In another terminal, unlock the car:

python -c "import socket; s=socket.socket(socket.AF_INET,socket.SOCK_DGRAM); s.sendto(b'UNLOCK',( '127.0.0.1',5005 )); print(s.recvfrom(1024)[0].decode())"

Run the bridge server:

python car_control_server.py

Then try:

curl http://127.0.0.1:8000/unlock_car

📝 We used Flask because it makes Python functions callable via HTTP without heavy setup.

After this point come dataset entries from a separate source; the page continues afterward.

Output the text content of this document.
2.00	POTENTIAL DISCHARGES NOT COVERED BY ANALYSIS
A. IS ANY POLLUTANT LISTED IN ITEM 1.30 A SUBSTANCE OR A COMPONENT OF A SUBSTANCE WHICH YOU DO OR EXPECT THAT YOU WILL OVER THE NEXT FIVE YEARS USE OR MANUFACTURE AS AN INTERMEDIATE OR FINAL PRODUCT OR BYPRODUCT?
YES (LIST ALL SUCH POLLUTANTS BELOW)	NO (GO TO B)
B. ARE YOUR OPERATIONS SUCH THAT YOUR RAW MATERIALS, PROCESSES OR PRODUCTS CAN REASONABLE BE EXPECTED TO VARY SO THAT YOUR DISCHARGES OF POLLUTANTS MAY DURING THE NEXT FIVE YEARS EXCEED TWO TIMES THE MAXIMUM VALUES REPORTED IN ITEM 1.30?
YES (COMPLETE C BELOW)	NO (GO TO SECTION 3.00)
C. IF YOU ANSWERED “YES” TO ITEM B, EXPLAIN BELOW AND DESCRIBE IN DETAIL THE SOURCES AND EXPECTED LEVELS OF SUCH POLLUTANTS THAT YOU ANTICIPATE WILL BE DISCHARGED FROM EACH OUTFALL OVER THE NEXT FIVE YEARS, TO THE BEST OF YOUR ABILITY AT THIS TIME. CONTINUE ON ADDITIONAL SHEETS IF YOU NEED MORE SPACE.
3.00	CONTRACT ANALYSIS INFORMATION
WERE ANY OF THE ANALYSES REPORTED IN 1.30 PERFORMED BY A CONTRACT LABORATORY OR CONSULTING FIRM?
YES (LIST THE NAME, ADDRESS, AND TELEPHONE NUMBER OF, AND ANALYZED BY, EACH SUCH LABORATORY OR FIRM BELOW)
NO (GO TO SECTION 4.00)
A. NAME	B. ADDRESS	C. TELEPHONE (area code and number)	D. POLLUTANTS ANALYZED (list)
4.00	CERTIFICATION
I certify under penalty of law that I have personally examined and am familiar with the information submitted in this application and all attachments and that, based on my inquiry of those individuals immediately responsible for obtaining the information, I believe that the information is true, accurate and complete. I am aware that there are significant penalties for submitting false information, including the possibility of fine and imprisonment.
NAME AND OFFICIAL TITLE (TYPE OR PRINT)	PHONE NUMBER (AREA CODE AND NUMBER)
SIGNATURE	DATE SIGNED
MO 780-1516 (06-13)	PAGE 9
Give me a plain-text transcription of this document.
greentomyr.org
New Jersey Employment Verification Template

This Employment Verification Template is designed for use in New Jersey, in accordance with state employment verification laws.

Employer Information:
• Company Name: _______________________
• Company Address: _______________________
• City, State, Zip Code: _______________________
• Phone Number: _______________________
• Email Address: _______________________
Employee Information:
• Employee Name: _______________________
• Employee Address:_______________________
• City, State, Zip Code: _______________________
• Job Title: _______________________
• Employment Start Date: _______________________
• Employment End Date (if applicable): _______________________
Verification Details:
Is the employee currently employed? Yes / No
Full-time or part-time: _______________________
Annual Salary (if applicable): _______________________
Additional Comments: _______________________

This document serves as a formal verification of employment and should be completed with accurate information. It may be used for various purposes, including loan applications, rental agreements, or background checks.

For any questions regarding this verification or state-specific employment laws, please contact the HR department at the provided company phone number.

🔑 Version 2 — Real MCP Server with Claude

In this stage, we upgraded to a proper MCP server using the fastmcp library. This let us connect directly with Claude Desktop (MCP-enabled), so the AI could issue LOCK/UNLOCK commands natively.

Files

  • server.py → the MCP server implementation
  • mcp.json → config file used by Claude Desktop

How it Works

  1. Claude asks the MCP server to run a command.
  2. The server sends UDP messages to the fake car.
  3. The car simulator responds back with success/failure.

⚠️ Notes

  • API Keys: If you experiment with OpenAI API, never hardcode your keys into code. Use environment variables.
  • This is for learning/demo purposes only (simulated car, not a real one).
  • MCP is a new standard — this project is meant as an introduction, not production code.

📚 What I Learned

  • Basics of TCP vs UDP networking
  • How to build a Flask bridge server
  • How MCP servers integrate with AI tools
  • Safe handling of API keys and configs

🚀 Next Steps

  • Expand to more car commands (start/stop, lights, etc.)
  • Try connecting other devices via MCP
  • Explore multi-client handling with threading

This repo is part of my learning journey with AI, networking, and the new MCP ecosystem.